ROCHA'S TOP TEN 2019 BOOKLIST

This book teaches all of us how to be better: by helping each other. The Moment of Lift is inspirational without being preachy and inclusive without condemning those who are already included. It is well worth the read, and I find myself thinking about it months later, which is always a sign of a meaningful text.
4.5/5 stars
9) Lovely War by Julie Berry

Julie Berry's latest work is truly authentic in every way. Greek gods and WWI combined with engaging and human characters, pull the reader in, heart, mind, and soul. This is an outstanding read worth of the title Lovely War and written by one of the kindest authors I have had the pleasure to meet in person.

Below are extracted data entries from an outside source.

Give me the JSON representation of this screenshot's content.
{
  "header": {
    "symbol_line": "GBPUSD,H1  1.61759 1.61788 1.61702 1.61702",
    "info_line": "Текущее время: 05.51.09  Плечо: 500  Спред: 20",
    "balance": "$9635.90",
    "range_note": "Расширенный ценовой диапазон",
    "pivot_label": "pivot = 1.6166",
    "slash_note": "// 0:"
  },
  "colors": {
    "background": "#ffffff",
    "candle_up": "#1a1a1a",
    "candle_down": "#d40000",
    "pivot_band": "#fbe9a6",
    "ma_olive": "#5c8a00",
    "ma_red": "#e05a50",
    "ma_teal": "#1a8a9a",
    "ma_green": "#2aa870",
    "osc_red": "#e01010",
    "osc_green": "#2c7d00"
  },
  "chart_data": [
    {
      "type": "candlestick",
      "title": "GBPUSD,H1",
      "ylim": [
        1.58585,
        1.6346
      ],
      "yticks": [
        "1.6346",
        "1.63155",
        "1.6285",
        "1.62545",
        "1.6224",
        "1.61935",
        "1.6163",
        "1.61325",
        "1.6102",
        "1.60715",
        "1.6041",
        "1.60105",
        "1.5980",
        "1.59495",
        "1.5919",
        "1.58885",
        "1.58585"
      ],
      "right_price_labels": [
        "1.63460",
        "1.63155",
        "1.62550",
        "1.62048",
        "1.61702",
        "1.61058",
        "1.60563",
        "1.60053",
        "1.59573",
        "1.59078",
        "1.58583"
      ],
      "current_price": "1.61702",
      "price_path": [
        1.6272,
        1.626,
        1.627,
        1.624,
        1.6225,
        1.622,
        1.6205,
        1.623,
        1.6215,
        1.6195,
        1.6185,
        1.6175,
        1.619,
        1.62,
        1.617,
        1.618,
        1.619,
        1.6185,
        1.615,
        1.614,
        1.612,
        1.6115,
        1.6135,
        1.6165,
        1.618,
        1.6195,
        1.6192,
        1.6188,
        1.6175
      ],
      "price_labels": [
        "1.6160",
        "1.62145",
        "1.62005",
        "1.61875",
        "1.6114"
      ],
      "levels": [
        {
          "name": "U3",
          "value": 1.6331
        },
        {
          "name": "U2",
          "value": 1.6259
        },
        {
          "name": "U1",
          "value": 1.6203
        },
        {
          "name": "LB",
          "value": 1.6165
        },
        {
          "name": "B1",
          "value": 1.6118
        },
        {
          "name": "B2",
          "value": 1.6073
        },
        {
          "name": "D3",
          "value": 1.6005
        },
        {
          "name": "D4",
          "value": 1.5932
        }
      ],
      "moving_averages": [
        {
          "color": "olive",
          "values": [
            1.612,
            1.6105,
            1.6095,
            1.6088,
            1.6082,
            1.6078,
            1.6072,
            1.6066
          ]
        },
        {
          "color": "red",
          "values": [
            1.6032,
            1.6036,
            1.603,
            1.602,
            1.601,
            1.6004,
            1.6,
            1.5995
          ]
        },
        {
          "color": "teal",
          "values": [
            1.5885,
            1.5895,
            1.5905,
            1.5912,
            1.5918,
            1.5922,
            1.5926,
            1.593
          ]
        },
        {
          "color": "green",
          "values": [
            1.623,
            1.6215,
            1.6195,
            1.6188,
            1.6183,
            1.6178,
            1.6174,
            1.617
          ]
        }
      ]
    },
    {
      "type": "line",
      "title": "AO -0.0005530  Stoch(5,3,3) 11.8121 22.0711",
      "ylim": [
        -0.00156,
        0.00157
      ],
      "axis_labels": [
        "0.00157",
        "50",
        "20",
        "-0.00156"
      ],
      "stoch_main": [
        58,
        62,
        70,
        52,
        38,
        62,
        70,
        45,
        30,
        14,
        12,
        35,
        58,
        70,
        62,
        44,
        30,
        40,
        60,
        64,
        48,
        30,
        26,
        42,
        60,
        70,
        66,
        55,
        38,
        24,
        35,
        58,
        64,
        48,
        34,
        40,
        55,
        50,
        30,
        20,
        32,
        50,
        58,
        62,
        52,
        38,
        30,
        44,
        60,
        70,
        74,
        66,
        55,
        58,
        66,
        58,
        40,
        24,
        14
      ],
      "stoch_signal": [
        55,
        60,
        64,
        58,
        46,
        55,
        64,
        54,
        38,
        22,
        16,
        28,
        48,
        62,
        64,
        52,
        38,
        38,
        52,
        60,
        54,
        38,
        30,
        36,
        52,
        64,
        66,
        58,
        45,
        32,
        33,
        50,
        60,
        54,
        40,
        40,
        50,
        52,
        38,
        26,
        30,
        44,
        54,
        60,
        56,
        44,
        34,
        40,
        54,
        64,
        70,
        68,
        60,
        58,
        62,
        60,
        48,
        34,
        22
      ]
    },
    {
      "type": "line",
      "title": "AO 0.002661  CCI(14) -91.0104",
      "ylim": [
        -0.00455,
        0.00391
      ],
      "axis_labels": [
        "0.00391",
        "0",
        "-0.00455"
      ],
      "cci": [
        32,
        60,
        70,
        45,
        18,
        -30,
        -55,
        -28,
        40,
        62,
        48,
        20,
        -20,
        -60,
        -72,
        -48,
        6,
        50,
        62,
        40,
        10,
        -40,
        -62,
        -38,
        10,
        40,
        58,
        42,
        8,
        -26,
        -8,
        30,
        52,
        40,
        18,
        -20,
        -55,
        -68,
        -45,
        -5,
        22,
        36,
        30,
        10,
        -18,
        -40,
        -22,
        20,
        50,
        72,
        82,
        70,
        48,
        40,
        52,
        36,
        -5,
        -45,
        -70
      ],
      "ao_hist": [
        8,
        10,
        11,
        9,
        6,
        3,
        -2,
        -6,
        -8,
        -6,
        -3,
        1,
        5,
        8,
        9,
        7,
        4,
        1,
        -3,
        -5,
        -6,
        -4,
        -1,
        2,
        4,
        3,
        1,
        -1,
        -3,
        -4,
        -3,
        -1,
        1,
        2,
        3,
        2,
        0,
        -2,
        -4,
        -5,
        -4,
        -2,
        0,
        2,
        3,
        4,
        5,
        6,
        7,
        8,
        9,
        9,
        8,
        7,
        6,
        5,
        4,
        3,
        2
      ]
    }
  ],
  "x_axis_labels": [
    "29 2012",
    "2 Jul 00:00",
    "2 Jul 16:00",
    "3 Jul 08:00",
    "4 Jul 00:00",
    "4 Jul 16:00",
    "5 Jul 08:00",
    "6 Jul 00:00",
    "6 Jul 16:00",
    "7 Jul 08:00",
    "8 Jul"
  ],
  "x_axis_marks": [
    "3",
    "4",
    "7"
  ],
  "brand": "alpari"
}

8) Men We Reaped: A Memoir by Jesmyn Ward
I am a bit late to this work, but having read and loved Sing, Unburied, Sing, this popped up as a recommendation, and I am so glad it did! This memoir absolutely broke my heart multiple times. This is a gut-wrenching reflection of lives that matter in a part of America that somehow seems foreign to me. The memoir continued to maintain my attention, but a desire for the title and overview to be wrong compelled me forward.
4.5/5 stars
7) The Huntress by Kate Quinn

Kate Quinn's latest NYTimes Best Seller is even better than The Alice Network, in my opinion. Her characters propelled the story emotionally and taught me about the power of female Russian pilots in WWII. Historical fiction remains one of my favorite genres, yet I rarely selected from this genre in 2019. This novel caused me to want more, and I love that in a book. Great read!
4.5/5 stars

6) The Silent Patient by Alex Michaelides
This psychological thriller kept me guessing until almost the very end! The plot engages, but the characters are where it's at! I loved the writing style and the escape from reality it provided.
5/5 stars

5) With Fire on High by Elizabeth Acevedo
Liz Acevedo quickly became one of my favorite authors with The Poet X, and With Fire on High continues that distinction. This prose work is built on quality, strong female characters with male complements that are valued. Focusing on the power of cooking for those you care about, the storyline and character development engage audiences at every level!
5/5 stars

4) Dear Evan Hansen by Val Emmich
Focusing on the critical topic of teenage suicide through the isolates lenses of boys left so lonely that at least one fictionalizes a friendship to feel less alone. This is a brilliant, contemporary text that belongs in every classroom library.
5/5 stars

3) The Astonishing Color of After by Emily X.R. Pan
This is an absolutely beautiful book that artfully weaves family, heartbreak, mental illness, love, and never-ending grief that re-shapes a person to their core. My review can't do it justice.
5/5 stars
2) The Nickel Boys by Colson Whitehead

Colson Whitehead is a contemporary gift to readers who tells the compelling and often hard-to-read stories of America's complicated history. These facts and stories still impact our lives and shape our future, whether those with privilege acknowledge it or not. A fantastic, and teachable, book that will undoubtedly lead to Whitehead's inclusion in literature curricula nationwide.
5/5 stars
1) Shout by Laurie Halse Anderson
Raw and authentic, this poetic cleansing is an at-times anguished rejection of the "ugliness" of humanity. In serving as a reflection and celebration of the strength of survivors, Anderson confronts the terror, fear, isolation initially brought to readers through Melinda in Speak some 20 years ago. Laurie Halse Anderson is a gift to memory and language in a world that seldom seems to say anything that matters. She remains an influential author and poet who will long be remembered as a voice that Generation X understood, felt, and embraced.